Kata Psikolog tentang Kecanduan Game
Psikolog klinis dari Fakultas Unika Atma Jaya, Nanda Rossalia, berpendapat setidaknya ada sejumlah hal yang bisa didapat remaja dari bermain game online. Salah satunya berkompetensi.
"Alasan remaja bermain game untuk menunjukkan kompetensi mereka, balik lagi ke identitas. Memenangi permainan, saya tangguh dan kompeten. Berbeda dengan di dunia nyata, nilai saya jelek. Sesuai karakteristik remaja, dia mau untuk building karena ini nanti berguna untuk confidence-nya," ujarnya.
Bermain game online juga memberikan manfaat dalam hal otonomi, yang seringkali menjadi kebutuhan yang sangat diinginkan oleh remaja, bahkan terkadang sulit ditemukan di kehidupan nyata. Menurut Nanda, bermain game online memberi remaja kesempatan untuk merasa memiliki kendali dan kebebasan dalam memilih langkah-langkahnya. Selain itu, game online juga memenuhi kebutuhan akan interaksi sosial, konektivitas, dan perhatian dari orang lain yang mungkin tidak selalu ditemui di dunia nyata.
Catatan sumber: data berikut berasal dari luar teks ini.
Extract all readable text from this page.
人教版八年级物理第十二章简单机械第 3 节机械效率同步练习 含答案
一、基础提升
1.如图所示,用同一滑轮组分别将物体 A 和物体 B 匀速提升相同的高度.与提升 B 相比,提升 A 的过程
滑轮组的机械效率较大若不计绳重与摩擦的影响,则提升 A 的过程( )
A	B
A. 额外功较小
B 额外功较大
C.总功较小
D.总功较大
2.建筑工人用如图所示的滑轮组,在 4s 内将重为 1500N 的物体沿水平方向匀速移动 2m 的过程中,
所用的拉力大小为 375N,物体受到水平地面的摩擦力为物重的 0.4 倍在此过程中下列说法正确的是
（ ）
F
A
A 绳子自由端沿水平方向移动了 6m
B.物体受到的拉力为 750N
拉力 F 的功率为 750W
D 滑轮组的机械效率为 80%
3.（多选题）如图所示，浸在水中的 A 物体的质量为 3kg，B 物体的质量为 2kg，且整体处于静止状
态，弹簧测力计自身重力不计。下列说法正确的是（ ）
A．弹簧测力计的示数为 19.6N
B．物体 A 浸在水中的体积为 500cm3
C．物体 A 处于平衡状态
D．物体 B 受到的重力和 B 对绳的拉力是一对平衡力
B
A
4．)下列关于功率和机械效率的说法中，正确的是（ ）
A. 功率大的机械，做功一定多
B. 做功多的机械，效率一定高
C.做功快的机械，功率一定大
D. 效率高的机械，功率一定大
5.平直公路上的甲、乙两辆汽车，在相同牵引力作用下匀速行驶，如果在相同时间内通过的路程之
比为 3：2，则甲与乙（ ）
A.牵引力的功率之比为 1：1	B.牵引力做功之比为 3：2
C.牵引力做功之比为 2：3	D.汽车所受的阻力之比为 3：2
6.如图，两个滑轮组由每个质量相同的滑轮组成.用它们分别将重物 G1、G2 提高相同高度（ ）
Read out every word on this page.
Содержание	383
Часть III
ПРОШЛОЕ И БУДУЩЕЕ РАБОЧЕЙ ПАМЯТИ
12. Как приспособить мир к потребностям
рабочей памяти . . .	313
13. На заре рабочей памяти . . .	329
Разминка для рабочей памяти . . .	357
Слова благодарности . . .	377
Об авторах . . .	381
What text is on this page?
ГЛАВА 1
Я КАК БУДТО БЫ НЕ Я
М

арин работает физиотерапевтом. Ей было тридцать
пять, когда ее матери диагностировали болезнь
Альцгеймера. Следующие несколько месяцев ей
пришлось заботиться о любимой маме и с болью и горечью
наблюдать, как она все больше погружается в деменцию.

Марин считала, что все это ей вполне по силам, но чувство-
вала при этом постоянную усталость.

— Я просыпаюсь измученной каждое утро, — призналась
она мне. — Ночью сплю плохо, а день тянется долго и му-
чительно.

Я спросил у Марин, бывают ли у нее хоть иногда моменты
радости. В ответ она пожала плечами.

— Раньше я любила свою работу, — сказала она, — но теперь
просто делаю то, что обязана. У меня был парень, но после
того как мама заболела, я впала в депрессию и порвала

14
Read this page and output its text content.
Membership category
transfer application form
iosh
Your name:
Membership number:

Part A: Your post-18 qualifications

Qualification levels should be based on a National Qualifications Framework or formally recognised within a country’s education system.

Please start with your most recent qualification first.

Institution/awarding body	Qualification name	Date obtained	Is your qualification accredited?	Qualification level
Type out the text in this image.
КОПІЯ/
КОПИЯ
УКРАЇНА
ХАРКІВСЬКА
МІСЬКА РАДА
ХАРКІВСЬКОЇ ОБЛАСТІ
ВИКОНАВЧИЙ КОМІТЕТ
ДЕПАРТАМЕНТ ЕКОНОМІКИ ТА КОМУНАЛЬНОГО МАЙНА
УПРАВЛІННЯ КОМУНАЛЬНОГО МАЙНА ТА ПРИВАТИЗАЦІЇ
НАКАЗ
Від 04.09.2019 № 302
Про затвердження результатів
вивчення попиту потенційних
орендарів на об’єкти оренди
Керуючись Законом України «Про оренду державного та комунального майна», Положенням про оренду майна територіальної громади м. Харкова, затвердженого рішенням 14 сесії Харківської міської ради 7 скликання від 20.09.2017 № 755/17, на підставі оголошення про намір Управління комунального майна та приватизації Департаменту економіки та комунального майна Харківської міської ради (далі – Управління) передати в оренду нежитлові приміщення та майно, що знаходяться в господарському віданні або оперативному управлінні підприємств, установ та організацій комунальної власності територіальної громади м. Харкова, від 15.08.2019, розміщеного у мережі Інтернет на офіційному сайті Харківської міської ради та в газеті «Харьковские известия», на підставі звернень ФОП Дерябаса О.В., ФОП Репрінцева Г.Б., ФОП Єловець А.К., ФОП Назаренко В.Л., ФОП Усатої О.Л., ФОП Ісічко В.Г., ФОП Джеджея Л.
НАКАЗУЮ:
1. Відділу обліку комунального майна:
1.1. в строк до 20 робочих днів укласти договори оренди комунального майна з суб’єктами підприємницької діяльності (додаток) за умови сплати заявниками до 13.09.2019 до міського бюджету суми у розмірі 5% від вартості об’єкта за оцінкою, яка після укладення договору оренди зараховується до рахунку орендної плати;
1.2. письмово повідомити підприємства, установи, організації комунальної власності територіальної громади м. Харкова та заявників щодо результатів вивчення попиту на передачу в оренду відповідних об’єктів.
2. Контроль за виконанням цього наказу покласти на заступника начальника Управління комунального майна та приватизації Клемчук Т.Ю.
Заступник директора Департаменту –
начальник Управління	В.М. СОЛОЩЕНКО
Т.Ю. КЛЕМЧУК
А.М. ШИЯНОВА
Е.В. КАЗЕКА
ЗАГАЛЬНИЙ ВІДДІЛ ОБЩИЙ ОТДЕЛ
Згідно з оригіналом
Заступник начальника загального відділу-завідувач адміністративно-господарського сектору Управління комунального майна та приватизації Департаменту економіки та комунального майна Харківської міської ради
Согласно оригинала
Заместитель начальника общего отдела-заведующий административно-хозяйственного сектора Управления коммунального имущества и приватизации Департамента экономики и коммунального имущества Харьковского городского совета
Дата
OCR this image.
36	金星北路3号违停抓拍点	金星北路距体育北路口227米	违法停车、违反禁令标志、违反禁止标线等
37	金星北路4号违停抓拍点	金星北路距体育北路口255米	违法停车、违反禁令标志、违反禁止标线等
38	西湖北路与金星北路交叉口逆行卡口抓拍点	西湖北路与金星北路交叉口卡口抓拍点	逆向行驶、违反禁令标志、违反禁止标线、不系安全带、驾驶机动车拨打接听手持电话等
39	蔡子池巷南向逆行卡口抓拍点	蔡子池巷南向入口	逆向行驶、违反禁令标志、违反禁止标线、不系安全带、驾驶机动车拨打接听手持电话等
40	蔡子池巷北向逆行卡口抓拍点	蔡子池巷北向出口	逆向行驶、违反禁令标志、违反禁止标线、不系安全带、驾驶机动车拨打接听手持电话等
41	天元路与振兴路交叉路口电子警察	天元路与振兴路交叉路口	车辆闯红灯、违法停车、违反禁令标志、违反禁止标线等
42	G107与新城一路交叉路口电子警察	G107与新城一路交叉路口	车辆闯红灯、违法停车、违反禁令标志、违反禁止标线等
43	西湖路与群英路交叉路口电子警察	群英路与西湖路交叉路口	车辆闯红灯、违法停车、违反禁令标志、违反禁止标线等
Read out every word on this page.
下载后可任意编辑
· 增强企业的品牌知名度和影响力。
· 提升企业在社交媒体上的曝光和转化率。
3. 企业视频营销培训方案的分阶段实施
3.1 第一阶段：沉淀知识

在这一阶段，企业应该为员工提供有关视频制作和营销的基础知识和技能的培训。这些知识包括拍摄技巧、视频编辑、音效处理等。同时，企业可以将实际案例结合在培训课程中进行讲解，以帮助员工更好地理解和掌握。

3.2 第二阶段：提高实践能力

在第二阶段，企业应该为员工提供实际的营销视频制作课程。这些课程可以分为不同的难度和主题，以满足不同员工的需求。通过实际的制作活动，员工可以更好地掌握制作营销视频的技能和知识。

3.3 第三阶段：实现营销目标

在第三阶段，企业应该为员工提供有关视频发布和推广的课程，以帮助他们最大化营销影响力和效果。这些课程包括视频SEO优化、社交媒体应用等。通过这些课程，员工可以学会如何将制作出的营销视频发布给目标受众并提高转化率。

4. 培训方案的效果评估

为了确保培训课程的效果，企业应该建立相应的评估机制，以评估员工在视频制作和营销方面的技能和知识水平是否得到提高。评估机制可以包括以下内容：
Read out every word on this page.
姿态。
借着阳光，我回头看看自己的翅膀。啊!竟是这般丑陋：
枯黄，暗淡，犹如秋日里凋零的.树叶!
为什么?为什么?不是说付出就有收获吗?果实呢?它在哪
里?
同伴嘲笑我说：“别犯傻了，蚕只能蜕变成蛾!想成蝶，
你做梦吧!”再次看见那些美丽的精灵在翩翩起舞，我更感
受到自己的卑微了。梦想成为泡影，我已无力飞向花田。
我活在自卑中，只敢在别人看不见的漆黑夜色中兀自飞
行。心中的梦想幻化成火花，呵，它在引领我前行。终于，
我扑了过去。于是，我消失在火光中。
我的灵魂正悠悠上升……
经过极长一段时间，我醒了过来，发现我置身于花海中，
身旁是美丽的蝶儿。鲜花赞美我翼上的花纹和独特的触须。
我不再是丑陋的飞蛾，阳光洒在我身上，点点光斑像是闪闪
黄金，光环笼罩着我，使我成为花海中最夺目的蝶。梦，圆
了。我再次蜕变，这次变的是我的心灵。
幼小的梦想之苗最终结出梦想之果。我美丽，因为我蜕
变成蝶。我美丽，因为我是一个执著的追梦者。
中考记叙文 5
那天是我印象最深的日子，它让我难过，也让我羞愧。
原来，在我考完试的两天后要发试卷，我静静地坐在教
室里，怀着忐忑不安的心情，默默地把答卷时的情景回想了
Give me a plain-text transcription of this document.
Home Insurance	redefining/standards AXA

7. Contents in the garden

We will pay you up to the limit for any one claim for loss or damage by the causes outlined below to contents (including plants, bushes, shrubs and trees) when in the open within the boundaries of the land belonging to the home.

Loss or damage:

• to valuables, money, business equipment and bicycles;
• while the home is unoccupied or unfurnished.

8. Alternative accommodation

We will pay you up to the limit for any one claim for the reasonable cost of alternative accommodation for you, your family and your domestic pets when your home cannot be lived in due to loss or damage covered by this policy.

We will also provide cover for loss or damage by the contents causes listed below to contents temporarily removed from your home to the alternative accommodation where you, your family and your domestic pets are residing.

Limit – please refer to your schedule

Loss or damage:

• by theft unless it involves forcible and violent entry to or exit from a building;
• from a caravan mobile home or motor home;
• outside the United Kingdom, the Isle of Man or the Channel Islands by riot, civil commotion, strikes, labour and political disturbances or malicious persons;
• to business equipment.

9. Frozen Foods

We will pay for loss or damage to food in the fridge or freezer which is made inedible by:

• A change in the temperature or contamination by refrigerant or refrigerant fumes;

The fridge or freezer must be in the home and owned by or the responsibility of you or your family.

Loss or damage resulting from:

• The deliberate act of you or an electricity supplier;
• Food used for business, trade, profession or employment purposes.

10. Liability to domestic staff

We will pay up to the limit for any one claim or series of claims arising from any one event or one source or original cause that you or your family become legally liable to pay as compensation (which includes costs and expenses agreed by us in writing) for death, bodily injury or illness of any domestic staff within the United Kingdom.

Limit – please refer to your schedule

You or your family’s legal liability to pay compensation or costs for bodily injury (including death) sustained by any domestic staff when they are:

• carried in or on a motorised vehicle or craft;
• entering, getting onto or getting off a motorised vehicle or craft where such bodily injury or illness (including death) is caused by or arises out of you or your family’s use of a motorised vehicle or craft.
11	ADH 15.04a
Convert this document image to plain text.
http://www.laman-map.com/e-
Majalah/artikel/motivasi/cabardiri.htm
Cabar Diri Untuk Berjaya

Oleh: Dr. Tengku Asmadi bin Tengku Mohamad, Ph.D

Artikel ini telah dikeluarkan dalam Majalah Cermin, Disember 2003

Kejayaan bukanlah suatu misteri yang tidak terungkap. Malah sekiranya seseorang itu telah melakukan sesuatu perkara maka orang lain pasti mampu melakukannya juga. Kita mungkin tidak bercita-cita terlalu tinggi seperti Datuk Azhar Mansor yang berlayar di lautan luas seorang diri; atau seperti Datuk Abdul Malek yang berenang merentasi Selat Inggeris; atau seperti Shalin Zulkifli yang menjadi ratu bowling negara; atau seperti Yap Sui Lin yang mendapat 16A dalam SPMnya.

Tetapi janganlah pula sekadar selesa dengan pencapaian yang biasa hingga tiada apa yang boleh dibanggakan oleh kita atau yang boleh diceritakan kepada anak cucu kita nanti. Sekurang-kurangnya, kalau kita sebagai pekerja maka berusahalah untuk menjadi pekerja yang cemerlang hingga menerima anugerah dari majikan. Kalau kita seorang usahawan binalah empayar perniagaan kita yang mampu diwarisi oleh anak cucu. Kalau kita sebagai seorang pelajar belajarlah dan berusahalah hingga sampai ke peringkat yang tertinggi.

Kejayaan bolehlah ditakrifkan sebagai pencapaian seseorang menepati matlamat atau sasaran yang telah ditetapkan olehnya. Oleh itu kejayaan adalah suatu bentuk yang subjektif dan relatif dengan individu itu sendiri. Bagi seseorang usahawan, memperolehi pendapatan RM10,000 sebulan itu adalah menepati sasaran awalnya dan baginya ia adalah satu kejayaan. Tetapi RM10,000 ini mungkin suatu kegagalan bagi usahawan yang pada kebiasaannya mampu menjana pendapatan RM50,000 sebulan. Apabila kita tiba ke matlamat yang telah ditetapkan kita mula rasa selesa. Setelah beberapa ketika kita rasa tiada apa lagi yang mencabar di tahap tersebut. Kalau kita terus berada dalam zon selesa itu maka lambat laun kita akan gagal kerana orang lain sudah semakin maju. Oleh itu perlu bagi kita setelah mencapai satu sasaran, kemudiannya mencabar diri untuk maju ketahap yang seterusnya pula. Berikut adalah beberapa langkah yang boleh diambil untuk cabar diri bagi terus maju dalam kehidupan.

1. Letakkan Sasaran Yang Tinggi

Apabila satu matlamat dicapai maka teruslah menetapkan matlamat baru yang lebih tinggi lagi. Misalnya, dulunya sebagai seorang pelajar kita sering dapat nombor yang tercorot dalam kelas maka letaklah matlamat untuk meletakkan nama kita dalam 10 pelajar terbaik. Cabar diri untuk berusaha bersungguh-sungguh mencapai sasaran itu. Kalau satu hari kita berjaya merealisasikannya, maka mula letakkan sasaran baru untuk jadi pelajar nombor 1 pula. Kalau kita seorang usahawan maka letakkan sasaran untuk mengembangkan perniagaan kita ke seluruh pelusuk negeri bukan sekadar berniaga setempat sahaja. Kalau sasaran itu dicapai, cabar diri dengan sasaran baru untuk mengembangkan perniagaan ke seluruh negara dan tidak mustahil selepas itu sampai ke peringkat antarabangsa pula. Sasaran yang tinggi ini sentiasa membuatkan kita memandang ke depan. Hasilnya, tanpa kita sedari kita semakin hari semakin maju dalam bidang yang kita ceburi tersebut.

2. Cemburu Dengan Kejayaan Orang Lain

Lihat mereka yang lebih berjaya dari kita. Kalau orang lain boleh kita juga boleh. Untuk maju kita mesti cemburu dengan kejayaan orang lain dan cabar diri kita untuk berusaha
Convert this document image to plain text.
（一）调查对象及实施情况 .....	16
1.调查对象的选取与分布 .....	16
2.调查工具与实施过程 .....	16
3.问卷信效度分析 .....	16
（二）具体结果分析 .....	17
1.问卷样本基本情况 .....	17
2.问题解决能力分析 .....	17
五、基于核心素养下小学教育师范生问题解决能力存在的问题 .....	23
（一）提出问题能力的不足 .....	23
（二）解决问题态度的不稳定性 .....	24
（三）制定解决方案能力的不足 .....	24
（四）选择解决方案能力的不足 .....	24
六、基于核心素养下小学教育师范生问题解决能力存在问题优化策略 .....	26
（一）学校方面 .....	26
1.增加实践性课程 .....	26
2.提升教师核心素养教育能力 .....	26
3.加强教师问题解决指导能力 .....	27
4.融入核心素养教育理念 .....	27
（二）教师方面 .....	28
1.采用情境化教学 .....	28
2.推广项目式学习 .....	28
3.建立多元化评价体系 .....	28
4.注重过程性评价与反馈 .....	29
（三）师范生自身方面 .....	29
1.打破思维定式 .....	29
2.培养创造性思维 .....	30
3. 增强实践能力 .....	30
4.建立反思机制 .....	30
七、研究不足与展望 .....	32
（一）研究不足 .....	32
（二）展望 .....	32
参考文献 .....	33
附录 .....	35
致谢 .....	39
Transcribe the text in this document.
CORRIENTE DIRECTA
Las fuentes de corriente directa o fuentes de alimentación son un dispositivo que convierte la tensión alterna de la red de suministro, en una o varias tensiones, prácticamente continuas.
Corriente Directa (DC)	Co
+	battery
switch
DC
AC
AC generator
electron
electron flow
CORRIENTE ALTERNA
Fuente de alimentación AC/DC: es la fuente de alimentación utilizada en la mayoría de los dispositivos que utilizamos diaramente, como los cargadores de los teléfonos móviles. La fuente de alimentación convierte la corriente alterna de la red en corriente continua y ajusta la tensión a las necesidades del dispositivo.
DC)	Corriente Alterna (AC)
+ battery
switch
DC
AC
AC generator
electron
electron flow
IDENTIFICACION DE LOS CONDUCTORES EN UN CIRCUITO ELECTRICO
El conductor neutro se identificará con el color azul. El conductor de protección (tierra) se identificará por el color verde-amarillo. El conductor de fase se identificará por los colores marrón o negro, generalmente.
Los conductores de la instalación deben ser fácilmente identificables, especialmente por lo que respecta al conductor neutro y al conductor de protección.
Dalam akhirnya, karena setidaknya tiga kebutuhan dasar ini terpenuhi, remaja merasa nyaman dan terlibat sepenuhnya dalam aktivitas tersebut. Di sisi lain, di dunia nyata, remaja mungkin merasa kurang terpenuhi.
"Dengan adanya game online, saya merasa diterima. Ini adalah bidang di mana saya dapat bersaing, menunjukkan keahlian saya, dan mendapatkan dukungan sosial," kata Nanda
Namun, apakah semua pemain game pasti berakhir dengan ketergantungan? Nanda menjelaskan bahwa ini tergantung pada faktor-faktor kerentanan individu. Orang yang rentan memiliki risiko lebih tinggi untuk mengalami ketergantungan. Biasanya, ini melibatkan individu dengan rendahnya rasa percaya diri dan pengendalian diri yang kurang.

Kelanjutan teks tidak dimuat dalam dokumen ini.